For someone who works indoors in a dimly lit room, a spring clean day can present the opportunity for an accidental tan. Tanning is the old fashioned term for exposure to ultraviolet radiation. It does sound better. In the relatively short span of my lifetime to date, Americans have gone from sun-foolish to sun-phobic as we’ve learned of the ill affects of ultraviolet radiation. In all things there must be a balance, for we do, in fact, need the sun’s rays for our health. But, having said that, we must also be sure to protect ourselves and our kids from overexposure. This post won’t be about sunscreen products, although I’ve provided a link for more info on sunscreen below. Rather, it will be about skin cancer awareness and what to look for on our skin. Massage therapists are in a great position to aid people in keeping an eye on the skin as we see quite a lot of it. I have asked clients on several occasions about a spot I noticed or encouraged them to get something checked out if it looked suspicious.
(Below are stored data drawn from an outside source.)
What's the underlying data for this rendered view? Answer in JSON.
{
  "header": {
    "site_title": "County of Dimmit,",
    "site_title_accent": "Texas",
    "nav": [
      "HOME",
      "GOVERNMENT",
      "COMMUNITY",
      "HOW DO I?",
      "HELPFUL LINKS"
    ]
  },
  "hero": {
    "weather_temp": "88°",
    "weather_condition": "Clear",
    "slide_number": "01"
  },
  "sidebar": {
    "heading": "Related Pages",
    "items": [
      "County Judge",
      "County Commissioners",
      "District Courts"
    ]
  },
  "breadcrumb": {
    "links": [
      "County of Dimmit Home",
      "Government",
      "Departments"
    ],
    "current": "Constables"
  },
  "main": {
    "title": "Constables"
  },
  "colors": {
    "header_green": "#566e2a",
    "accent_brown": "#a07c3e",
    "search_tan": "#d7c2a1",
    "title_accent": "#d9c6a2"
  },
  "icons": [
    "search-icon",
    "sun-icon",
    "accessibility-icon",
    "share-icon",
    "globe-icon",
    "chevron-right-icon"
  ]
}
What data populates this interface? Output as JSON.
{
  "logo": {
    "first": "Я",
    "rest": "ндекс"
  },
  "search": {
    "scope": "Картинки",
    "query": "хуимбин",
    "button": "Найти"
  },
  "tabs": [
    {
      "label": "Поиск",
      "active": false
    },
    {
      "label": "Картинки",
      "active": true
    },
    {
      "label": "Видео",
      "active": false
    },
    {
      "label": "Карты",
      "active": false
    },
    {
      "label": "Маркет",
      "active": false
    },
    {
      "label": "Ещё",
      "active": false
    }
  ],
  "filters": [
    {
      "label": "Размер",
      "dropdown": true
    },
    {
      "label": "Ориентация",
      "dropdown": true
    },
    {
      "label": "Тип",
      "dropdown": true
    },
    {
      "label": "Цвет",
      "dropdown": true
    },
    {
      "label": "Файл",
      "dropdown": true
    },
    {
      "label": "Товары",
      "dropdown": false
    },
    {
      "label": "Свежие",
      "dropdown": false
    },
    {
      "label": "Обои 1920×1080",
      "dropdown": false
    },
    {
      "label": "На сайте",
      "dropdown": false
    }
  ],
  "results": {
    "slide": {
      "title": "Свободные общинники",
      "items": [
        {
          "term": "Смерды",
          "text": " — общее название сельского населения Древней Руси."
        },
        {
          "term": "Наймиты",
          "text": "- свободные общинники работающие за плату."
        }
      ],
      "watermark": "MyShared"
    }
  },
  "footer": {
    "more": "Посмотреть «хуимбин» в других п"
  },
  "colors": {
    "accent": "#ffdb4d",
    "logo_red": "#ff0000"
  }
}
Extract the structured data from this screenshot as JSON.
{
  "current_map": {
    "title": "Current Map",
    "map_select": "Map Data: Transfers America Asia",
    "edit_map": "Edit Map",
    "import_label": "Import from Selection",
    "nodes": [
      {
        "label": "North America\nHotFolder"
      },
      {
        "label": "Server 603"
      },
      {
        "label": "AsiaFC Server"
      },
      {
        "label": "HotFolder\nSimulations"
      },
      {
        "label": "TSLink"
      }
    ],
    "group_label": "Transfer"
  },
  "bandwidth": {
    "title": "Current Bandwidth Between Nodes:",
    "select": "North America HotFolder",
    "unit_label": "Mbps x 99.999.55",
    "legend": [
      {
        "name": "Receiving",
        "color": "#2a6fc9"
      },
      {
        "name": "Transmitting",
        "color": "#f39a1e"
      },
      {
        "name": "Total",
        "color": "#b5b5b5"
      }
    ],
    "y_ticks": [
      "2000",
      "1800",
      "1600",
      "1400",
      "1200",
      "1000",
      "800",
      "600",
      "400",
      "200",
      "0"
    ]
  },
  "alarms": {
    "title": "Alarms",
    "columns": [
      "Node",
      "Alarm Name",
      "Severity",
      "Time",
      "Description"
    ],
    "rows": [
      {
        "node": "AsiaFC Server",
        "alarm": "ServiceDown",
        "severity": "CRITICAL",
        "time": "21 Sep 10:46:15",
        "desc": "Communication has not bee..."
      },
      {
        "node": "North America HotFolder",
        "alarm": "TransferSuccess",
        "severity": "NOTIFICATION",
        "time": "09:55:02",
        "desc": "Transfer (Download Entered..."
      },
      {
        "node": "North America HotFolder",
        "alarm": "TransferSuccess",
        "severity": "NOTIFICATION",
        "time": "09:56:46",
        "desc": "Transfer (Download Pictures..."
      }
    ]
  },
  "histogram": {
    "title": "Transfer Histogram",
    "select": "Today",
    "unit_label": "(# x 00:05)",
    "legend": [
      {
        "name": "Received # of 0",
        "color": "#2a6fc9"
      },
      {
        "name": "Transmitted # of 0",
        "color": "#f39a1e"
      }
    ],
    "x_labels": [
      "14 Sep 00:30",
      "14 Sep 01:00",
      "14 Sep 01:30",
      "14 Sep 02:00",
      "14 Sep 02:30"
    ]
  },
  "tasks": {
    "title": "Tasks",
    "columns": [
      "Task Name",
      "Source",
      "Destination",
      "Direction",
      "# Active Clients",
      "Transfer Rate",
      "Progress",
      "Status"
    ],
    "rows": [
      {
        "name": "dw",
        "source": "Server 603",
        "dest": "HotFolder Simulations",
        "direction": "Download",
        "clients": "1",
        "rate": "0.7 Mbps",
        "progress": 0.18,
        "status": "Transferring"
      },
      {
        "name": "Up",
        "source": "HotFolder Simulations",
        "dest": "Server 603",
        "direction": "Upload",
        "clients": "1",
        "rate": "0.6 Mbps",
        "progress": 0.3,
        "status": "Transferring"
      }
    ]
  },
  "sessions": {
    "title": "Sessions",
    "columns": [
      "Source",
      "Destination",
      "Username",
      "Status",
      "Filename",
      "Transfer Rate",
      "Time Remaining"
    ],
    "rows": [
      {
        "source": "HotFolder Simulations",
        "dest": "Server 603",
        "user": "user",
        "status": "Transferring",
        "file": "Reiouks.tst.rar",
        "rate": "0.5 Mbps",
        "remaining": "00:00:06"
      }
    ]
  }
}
So, what do we look for when we scan the body for skin cancer? Here are some pointers:
Sores on the skin that do not heal. This is very important. Sores that don’t heal are a big indicator of precancerous lesions, basal cell carcinoma and squamous cell carcinoma. Often a crust or scab forms, flakes off and forms again. But the sore never fully heals. This is a very important warming sign that should be brought to the attention of a doctor immediately. While basal cell carcinoma does not metastasize, squamous cell carcinoma does. The longer it is undiagnosed, the greater chance the cancer has of penetrating to deeper layers of the skin and reaching the lymphatic system where it can travel to other parts of the body. Don’t mess around with this!
Another type of skin cancer is malignant melanoma. It is the least common of skin cancers, but is responsible for 75% of the deaths associated with skin cancer. It can metastasize and can do so quickly. Here are some things to look for:
A = Asymmetry: the mole or spot is not symmetrical.
B = Border irregularity: the mole or spot has an irregularly shaped border or an indistinct border, blending in with the skin.
C = Color: the mole or spot has more than one shade or color. Colors can be black, brown, tan white, red, purple or even blue.
D = Diameter: the mole or spot is larger than the size of a pencil eraser.
E = Elevated: the mole or spot is elevated or partially elevated compared to the surrounding skin.
There’s another guideline called “the ugly duckling,” meaning that some melanomas don’t follow the standard ABCDE categorization but are different compared to the person’s other moles. My husband chimed in that these could be labeled F for Freaky! These “ugly ducklings” should also be examined by a doctor.
There is much more to skin cancer awareness. But these are some basic things to look for. Scanning yourself and other family members regularly is a great way to keep an eye on things that can be further investigated by a dermatologist. When in doubt, get it checked out by the doctor. As with other cancers, early detection and treatment is very important. Exposure to the sun has a cumulative effect, with lots of exposure occurring when we are kids. Kids should play outside. Let’s make sure they are protected. One resource I read for this post stated that melanomas rarely occur in young people, so any large moles that develop after adolescence are highly suspect.
Here are some resources for further information:
Here’s an interesting website I found with an article on sunscreen products:
So, with that, please enjoy the sun responsibly. Happy spring!
Note: Information offered in this blog should not be construed as individual medical advice. Please see your doctor with any questions you have about skin cancer and all other medical/health issues. Cancer is a huge topic; this post offers basic, introductory information and should not be seen as a definitive treatment of the topic. I referred to the following text for some of the information presented here: Werner, Ruth, A Massage Therapist’s Guide to Pathology, Lippincott Williams and Wilkins, 1998.